Al día siguiente, sin apenas resistencia, el capitán de los voluntarios Saturnino Tortosa tomó el Ayuntamiento de Murcia. Jerónimo Poveda quedó al mando de la nueva Junta. Lo primero que hicieron fue colocar la bandera roja federal en el balcón consistorial.
Los guardias municipales, casi en su totalidad, renunciaron a sus destinos y su jefe comunicó al gobernador civil que reconocía la autoridad de la Junta revolucionaria. El gobernador, a su vez, se lo comunicó al presidente de la flamante República Española, Francisco Pi y Margall, quien le instó a que depusieran las armas. Pero el gobernador no lo consiguió. Así que decidió escapar camino de Madrid. Aunque lo detuvieron en la estación del ferrocarril de Alguazas.
Protegido por el pueblo
La actitud de Gálvez siguió forjando su leyenda. No permitió desmán alguno, «olvidó los agravios de sus adversarios en las luchas políticas y habiendo sido el árbitro de la revolución cantonal, emigró después de terminar ésta, sin cinco pesetas», escribió más tarde el periodista Ramón Blanco en su ‘Murcia en la mano’.
La ciudad se mantuvo en calma. Tan tranquila, que sus habitantes hasta dejaron de pagar los impuestos al Consistorio, lo que causó la desesperación de la Junta. Los diarios madrileños ridiculizaban la algarada publicando que por las calles de la ciudad «se ven en calzoncillos» a los republicanos. Nadie les explicó qué vestían zaragüelles.

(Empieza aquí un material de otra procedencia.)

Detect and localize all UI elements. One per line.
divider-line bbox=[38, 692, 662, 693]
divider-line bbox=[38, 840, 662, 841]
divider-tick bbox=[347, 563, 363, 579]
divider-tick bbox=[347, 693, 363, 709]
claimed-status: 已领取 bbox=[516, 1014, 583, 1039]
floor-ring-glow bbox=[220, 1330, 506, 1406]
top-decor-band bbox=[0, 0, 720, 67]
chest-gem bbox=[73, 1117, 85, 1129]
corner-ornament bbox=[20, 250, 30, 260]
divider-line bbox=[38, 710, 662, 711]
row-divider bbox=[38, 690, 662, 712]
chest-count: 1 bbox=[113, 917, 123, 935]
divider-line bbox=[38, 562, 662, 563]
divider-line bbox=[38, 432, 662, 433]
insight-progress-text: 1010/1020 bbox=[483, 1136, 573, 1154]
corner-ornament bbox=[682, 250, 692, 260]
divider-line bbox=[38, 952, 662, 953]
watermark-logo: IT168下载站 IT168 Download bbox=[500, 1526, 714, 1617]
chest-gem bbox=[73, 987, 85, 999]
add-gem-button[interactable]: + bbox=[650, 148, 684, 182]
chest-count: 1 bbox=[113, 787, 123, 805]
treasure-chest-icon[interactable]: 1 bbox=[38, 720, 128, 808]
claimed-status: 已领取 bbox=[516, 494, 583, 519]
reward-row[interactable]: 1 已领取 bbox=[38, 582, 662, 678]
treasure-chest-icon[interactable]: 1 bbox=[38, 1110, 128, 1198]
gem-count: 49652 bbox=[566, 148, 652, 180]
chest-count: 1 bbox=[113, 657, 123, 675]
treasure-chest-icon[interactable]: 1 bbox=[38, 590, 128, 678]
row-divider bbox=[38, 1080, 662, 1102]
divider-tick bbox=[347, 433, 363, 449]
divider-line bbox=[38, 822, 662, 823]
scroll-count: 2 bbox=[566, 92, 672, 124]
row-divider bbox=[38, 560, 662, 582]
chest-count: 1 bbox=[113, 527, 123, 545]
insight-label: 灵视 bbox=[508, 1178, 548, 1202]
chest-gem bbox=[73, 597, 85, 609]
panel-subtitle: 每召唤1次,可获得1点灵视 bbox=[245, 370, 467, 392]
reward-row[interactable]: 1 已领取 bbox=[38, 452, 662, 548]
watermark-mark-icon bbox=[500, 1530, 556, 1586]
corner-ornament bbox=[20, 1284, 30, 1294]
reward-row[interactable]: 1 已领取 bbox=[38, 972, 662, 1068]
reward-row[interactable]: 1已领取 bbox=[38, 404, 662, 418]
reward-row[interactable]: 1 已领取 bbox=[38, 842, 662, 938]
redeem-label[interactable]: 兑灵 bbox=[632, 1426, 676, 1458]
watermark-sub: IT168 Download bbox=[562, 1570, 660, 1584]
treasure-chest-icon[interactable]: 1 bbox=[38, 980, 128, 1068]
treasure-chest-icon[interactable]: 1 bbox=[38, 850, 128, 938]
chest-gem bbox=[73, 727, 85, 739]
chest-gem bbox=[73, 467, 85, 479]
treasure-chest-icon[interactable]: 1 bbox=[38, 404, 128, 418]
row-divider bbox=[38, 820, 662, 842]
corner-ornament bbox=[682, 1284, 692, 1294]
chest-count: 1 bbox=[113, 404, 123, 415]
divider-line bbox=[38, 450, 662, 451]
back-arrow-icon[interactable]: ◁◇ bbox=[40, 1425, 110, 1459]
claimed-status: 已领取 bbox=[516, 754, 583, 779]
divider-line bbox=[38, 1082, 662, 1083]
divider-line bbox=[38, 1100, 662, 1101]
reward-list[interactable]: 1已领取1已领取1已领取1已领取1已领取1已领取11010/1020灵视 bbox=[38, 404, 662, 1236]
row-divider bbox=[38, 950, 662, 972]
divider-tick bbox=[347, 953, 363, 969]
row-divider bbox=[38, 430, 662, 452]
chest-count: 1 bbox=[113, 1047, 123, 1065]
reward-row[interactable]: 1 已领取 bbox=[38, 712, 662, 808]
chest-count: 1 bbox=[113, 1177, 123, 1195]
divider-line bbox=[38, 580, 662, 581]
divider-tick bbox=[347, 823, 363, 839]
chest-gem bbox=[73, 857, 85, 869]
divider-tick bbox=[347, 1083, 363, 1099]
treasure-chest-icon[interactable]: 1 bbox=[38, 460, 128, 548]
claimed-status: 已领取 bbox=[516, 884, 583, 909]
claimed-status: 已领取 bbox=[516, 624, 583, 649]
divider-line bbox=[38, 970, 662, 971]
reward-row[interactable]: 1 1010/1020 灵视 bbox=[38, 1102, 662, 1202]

La capital permaneció constituida en Cantón hasta el 12 de agosto. Dos días antes, los insurrectos fueron vencidos en Chinchilla. La noticia de la llegada del general Martínez Campos con 900 hombres animó a la Junta a disolverse y sus miembros se trasladaron a Cartagena, plaza más fácil de defender.
A los cantonales los acusaron de piratería por sus incursiones en otras plazas. El cerco en torno a Cartagena se hizo asfixiante. La situación se tornó tan rocambolesca que los cantonales llegaron a pedir su adhesión a Estados Unidos.
Todo acabó el 13 de enero de 1874 con una nueva fuga de Gálvez a Orán. Alfonso XII le concedería otra vez el perdón. Pero nada. El León volvió a alzarse en armas y, con la tercera condena a muerte sobre sus espaldas, escapó a África.
Aunque condenado a muerte, logró trasladarse a Murcia en 1887 tras conocer que su esposa estaba agonizando. Incluso participó en su entierro pese a que la Guardia Civil planeaba detenerlo. Fue en vano. Los murcianos impidieron que fuera apresado, facilitándole la huida.
El último indulto que recibió en 1891 le permitió regresar a su amada Torreagüera, donde ahora se desmorona el huerto de San Blas, su hogar, y convertirse en concejal por el Ayuntamiento de Murcia.
Antonete falleció el 28 de diciembre de 1898. Tuvo que pasar medio siglo hasta que la Iglesia permitió que lo enterraran en suelo sagrado. La Dictadura terminaría por sepultar su memoria casi en el olvido. Casi. Cien años después de su muerte fue nombrado Hijo Predilecto de Murcia por parte de su Ayuntamiento. En realidad, ya lo era desde antiguo.